If you ever had any doubts about AC/DC, leave them at the door. You're not welcome here in the city hall of rock. Because after over 40 years of hard rock and hard rolling, there's one thing you can count on AC/DC to do: rock. The song "Realize" opens this beast of an album, and it is aptly titled: you definitely realize you're about to get your butt kicked. Despite the looming destruction and political turmoil of 2020, AC/DC's
Power Up came at us like Ken Bone or the Christmas Truce in WW1 - forget about your troubles, have a beer, AC/DC is here, the beasts of rock.
Brian sounds like Elmo's cousin who lives in a trash can in hell, a complete beast. His lyrics evoke images of Hooters, Chili's, TGI Friday's even - the grit and grime beneath the serenity, a juxtaposition utilized by David Lynch in
Blue Velvet. Cliff and Phil provide a rhythm section so tight you'd think they were virgins. Lucky for your ears and mine, they've aged like fine cheese, and they smell like it, too - take a listen to "Shot in the Dark" and tell me you can't smell that groove like sharp cheddar being farted right in your face. "Kick You When You're Down" might as well have been written by black women in the 1960's, such soul it emits, a super soaker filled with soul. And if you made it this far, you're pure enough to know we lost the great Malcolm Young in 2017, a harbinger of the turning of the tides in rock. But if there's anything this band represents, it's standing in the face of adversity and telling it to suck your butthole. Stevie Young saves the day like when someone scores a last minute point in a game of sports - the world was the opposing team, and it thought it had beaten AC/DC, but the super bowl of rock never ends for the Aussie beasts.

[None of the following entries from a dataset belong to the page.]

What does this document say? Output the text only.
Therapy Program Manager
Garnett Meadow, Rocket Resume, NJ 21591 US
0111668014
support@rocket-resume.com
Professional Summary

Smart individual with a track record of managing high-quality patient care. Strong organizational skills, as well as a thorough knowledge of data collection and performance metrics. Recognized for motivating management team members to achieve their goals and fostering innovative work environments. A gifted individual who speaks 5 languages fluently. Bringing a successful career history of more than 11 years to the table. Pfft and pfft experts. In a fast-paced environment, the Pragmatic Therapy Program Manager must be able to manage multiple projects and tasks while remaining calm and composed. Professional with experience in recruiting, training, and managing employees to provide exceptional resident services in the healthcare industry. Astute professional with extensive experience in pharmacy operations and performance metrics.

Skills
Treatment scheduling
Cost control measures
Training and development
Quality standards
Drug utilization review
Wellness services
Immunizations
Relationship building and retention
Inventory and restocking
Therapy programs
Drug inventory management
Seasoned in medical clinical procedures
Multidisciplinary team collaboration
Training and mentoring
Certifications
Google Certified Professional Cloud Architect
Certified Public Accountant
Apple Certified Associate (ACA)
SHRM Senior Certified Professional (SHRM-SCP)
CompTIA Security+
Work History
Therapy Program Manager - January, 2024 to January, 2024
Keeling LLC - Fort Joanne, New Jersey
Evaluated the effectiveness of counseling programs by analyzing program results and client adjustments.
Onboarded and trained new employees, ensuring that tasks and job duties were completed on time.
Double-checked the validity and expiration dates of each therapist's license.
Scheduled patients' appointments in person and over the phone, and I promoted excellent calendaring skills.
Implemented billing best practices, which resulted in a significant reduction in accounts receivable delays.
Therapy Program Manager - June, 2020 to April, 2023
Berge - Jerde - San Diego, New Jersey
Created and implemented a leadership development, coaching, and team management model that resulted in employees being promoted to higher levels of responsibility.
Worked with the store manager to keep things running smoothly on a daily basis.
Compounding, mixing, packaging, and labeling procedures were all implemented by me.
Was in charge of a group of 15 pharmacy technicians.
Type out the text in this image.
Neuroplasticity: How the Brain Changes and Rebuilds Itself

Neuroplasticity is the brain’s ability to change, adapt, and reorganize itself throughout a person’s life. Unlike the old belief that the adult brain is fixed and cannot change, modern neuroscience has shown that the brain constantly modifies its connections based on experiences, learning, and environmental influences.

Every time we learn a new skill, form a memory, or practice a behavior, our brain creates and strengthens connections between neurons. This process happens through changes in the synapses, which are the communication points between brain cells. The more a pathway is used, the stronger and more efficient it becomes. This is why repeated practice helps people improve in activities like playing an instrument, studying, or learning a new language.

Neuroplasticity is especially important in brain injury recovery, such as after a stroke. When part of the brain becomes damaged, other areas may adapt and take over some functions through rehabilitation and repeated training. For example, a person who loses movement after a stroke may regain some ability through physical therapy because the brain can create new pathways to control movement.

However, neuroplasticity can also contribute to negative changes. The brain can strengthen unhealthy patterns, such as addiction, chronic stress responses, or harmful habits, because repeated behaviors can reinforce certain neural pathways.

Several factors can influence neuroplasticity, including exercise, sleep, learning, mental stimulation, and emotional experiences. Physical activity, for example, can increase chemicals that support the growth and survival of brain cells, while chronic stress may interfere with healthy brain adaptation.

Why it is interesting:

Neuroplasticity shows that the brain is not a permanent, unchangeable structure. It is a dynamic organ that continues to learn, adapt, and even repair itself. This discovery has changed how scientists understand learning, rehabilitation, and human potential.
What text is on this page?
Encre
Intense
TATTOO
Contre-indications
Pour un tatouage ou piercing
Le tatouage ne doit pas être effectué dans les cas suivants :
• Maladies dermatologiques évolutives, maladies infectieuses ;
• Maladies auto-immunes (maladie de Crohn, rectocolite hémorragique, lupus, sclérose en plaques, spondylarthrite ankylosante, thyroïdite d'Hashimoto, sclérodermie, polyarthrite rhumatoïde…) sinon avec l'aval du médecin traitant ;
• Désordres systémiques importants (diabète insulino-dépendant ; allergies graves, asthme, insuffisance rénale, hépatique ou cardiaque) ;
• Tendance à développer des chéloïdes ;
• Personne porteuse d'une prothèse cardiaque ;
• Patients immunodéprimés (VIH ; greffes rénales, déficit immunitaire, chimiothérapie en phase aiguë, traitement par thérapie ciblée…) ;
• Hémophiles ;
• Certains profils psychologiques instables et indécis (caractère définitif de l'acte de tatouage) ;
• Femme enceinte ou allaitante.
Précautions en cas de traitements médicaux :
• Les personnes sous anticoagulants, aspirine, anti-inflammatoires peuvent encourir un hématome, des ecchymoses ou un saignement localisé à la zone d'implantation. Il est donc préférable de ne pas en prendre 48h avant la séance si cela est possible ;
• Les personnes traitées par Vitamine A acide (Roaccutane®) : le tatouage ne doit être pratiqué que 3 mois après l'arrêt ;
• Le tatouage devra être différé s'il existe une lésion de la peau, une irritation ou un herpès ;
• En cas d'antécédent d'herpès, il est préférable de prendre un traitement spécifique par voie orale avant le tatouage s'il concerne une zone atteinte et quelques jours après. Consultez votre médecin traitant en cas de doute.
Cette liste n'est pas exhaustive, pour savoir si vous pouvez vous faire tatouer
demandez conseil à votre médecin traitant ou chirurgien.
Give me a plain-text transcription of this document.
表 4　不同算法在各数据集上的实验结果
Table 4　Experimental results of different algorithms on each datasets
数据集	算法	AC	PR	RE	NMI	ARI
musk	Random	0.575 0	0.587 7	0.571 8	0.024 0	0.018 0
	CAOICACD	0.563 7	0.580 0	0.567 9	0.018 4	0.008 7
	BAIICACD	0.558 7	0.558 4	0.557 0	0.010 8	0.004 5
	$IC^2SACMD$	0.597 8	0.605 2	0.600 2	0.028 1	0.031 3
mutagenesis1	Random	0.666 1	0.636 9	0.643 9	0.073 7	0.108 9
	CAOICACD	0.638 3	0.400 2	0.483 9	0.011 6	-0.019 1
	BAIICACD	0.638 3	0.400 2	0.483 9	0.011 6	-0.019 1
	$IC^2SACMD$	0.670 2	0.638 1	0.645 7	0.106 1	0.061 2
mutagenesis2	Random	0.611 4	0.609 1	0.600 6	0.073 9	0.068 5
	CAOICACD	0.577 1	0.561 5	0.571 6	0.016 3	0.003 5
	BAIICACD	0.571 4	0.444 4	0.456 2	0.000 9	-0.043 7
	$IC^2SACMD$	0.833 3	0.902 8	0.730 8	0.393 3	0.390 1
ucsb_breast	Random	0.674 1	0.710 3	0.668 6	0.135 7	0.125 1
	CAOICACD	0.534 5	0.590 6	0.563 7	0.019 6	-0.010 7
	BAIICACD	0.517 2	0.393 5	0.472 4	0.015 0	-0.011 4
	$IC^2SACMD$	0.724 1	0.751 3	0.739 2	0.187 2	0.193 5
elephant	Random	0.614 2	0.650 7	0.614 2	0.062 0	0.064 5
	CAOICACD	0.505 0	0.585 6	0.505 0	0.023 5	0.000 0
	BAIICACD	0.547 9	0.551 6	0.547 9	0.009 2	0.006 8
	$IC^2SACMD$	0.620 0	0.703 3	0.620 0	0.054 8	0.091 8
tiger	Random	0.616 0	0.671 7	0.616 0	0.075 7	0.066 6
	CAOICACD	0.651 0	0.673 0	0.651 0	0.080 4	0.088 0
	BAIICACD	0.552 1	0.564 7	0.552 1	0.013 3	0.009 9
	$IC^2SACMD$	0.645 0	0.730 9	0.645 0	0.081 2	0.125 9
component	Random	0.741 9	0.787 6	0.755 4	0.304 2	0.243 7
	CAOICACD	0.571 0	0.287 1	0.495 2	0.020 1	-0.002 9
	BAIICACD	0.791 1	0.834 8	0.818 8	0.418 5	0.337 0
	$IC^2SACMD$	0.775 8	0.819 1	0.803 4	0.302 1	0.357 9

You might think it's strange that I haven't mention the 5'2'' beast known as Angus Young, the wild boar who spins riffs and weaves solos crunchy like peanut butter, and not the creamy kind. Some would say he's the Frank Zappa of Australian hard rock, such is his attention to detail and perfectionism. He has fine tuned this well-oiled machine like an insane vibrator of beastly rock.
If you like sharp melodies, crunchy riffs, energetic solos, passionate vocals, and grooves,
Power Up is the wake-up fart to shatter the grey cloud of gloom that loomed over much of 2020 - the "morning thunder," if you will, to wake up everyone in this house of rock beasts. Leave elitism at the door. You're not 15 anymore. It's okay to admit to yourself that you love AC/DC. Say it with me now. I love AC/DC.